O ministro André Mendonça, do Supremo Tribunal Federal (STF), confirmou que se reuniu com Daniel Vorcaro, ex-dono do Banco Master, em março de 2025. Segundo o gabinete do magistrado, o encontro ocorreu por iniciativa do empresário e teve como único assunto uma ação envolvendo créditos de precatórios de interesse da instituição financeira.
De acordo com a assessoria de Mendonça, Vorcaro foi recebido uma única vez e o ministro se limitou a ouvi-lo. No mesmo mês, Mendonça também recebeu Ciro Soares, advogado do então proprietário do Banco Master.
A confirmação ocorre após a Polícia Federal encontrar, no celular de Vorcaro, mensagens que mencionam uma articulação de Soares para aproximar o empresário do ministro. Os diálogos foram revelados pelo portal ICL Notícias e confirmados pela CNN.
Em uma mensagem de áudio, Soares afirma a Vorcaro que estaria “trabalhando” para ele e relata ter mantido contato com Mendonça. O advogado também menciona um encontro com o ministro em uma alfaiataria, em fevereiro de 2025.
Em outro trecho, Soares afirma que Mendonça estaria disposto a receber Vorcaro. “O André quer te receber. Acho que dei uma balançada nele naquele assunto”, disse o advogado, segundo as mensagens obtidas pela PF.
O advogado também afirma que o ministro teria conhecimento da situação envolvendo o Banco Central. Na gravação, Soares cita ainda a participação do deputado federal Cezinha de Madureira (PL-SP), que, segundo ele, também teria ajudado a estabelecer a aproximação entre Vorcaro e Mendonça.
“O André Mendonça disse que quer te receber junto comigo”, afirmou Soares em um dos áudios. “Ele sabe, soube da situação do Banco Central toda. Eu contei. Já sabia. O Cezinha já tinha falado com ele.”
Questionado sobre o conteúdo das gravações, o gabinete de Mendonça afirmou que o ministro não comenta conversas privadas entre terceiros e, portanto, não poderia confirmar o teor dos diálogos.
Processo sobre precatórios
Na nota divulgada pelo gabinete, Mendonça afirmou que tanto o encontro com Vorcaro quanto a reunião com o advogado trataram da Suspensão de Tutela Provisória (STP) 976, processo que estava em análise no STF e discutia créditos de precatórios de interesse do Banco Master.
Segundo o ministro, na data da reunião, o processo estava com pedido de vista de outro integrante da Corte.

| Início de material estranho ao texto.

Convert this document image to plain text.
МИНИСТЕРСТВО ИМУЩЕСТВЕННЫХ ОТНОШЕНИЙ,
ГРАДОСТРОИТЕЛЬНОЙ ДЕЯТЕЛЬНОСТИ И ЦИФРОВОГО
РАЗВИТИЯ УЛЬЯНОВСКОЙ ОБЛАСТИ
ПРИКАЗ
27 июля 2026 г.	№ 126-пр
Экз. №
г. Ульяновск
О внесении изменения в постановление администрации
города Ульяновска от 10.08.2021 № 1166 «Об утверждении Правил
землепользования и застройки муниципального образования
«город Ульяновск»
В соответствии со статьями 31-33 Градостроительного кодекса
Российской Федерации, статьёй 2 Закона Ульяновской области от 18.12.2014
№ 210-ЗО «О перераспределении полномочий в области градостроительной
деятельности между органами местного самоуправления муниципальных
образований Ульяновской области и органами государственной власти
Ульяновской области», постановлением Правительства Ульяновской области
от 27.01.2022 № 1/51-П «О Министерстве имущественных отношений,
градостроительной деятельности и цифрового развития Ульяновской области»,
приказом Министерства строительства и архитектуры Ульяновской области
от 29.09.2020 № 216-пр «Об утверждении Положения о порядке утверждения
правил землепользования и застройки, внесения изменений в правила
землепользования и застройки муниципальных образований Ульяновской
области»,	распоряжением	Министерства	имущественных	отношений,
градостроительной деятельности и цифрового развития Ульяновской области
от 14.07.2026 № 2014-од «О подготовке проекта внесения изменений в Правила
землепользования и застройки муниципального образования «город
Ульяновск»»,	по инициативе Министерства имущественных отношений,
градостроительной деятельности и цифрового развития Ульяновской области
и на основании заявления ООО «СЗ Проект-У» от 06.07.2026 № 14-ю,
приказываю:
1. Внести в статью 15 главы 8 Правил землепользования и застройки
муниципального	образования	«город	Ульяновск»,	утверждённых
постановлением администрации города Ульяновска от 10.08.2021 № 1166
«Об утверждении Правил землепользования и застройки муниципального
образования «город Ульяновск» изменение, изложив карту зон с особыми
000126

O gabinete também destacou que Vorcaro teria buscado interlocução semelhante com outros ministros do STF para tratar do mesmo tema.
A nota afirma ainda que a atuação de Mendonça no processo foi contrária à posição defendida pelo empresário e estaria de acordo com o entendimento que o ministro já havia adotado em casos semelhantes.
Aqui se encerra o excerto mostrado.